Defense sans Statement: Kurdish Decolonization in Counterterror Courts
What is the possibility of defense for Kurds charged with the terrorist crimes that their "data doubles" are accused of committing? Is it ever possible for detainees facing long prison sentences to overcome the law’s suspicion of deception by making statements, the falsity of which is assumed a priori by the judges? This talk concentrates on the mother tongue protests launched by Kurdish detainees in Turkish counterterror courts between 2011 and 2013 to address these questions. If defense statements that demand the recognition of one’s identity fall into the cracks for not implicating the defendants’ desire, this talk argues that it is through “defense sans statement” that the detainees might defend themselves. Defense sans statement is a type of defense that is not susceptible to the test of truth and falsity. In a defense sans statement, language is used not to refer to the evidence presented by the prosecution or to present counterevidence to the judge. Instead, detainees interrupt the communicative duel in courts by using language to index that which cannot be linguistically represented. This ethnography on the Kurds' refusal to speak will also be used to invite the audience to discuss the accusations of supporting "terrorism" leveled against Palestinian students, scholars, and their allies on university campuses and beyond.
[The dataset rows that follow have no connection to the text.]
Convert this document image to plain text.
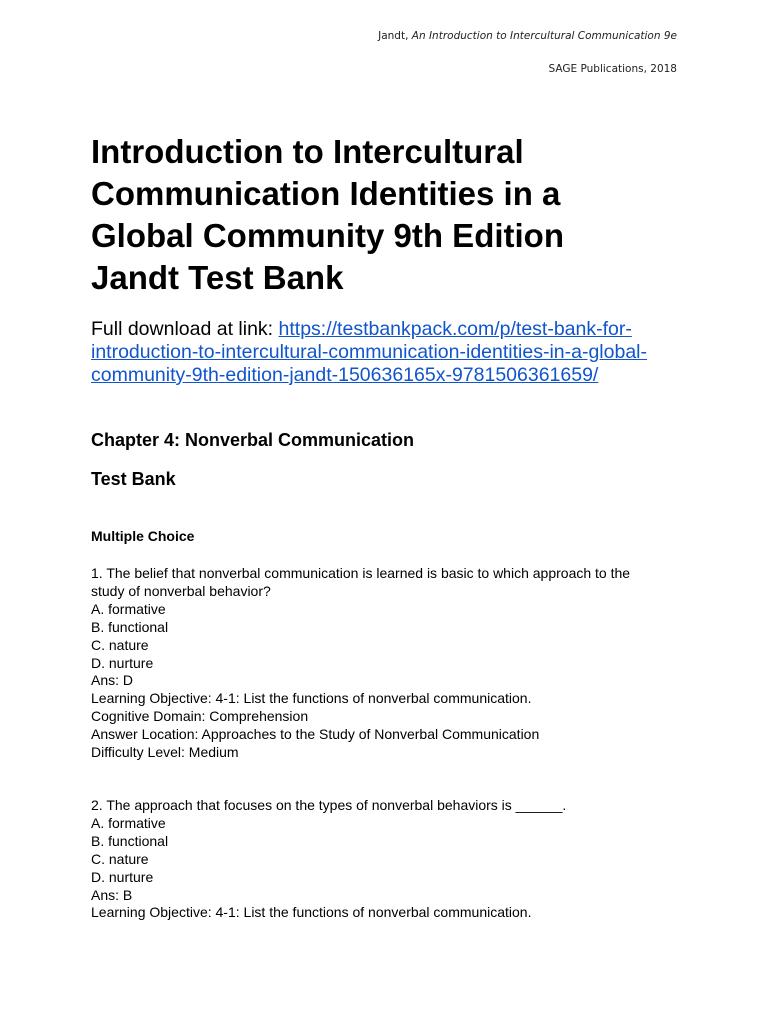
Jandt, An Introduction to Intercultural Communication 9e
SAGE Publications, 2018
Introduction to Intercultural
Communication Identities in a
Global Community 9th Edition
Jandt Test Bank
Full download at link: https://testbankpack.com/p/test-bank-for-
introduction-to-intercultural-communication-identities-in-a-global-
community-9th-edition-jandt-150636165x-9781506361659/
Chapter 4: Nonverbal Communication
Test Bank
Multiple Choice
1. The belief that nonverbal communication is learned is basic to which approach to the
study of nonverbal behavior?
A. formative
B. functional
C. nature
D. nurture
Ans: D
Learning Objective: 4-1: List the functions of nonverbal communication.
Cognitive Domain: Comprehension
Answer Location: Approaches to the Study of Nonverbal Communication
Difficulty Level: Medium
2. The approach that focuses on the types of nonverbal behaviors is ______.
A. formative
B. functional
C. nature
D. nurture
Ans: B
Learning Objective: 4-1: List the functions of nonverbal communication.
Dr. Serra Hakyemez is McKnight land-grant professor (2024-2026) and assistant professor in the Department of Anthropology and the Institute for Global Studies at the University of Minnesota, Twin Cities. Her research examines the forms that colonial state projects assume in the contemporary Middle East and East Africa. Through studying institutions ranging from counterterror courts and maximum-security prisons in Northern Kurdistan to humanitarian relief and development agencies in Somalia, she explores the relationship between subjection and subjectification, law and justice, and politics and ethics. Her first book Deadly Refusals: Kurdish Decolonization in Times of Counterterrorism (University of Minnesota Press, 2026), offers an intimate portrait of the Kurdish liberation movement within the carceral and legal apparatuses of the Turkish state. Based on ethnographic research conducted over a period of seventeen years—including interviews with former prisoners, lawyers, judges, and prosecutors; observations of more than one hundred court hearings; and analysis of prison memoirs, poetry, and legal archives—Deadly Refusals examines how prosecuted and imprisoned Kurds organize in refusal of the criminalization of their political demands and colonization of their political desires. This research was supported by multiple grants from the American Council of Learned Societies, National Science Foundation, and the Wenner-Gren Foundation.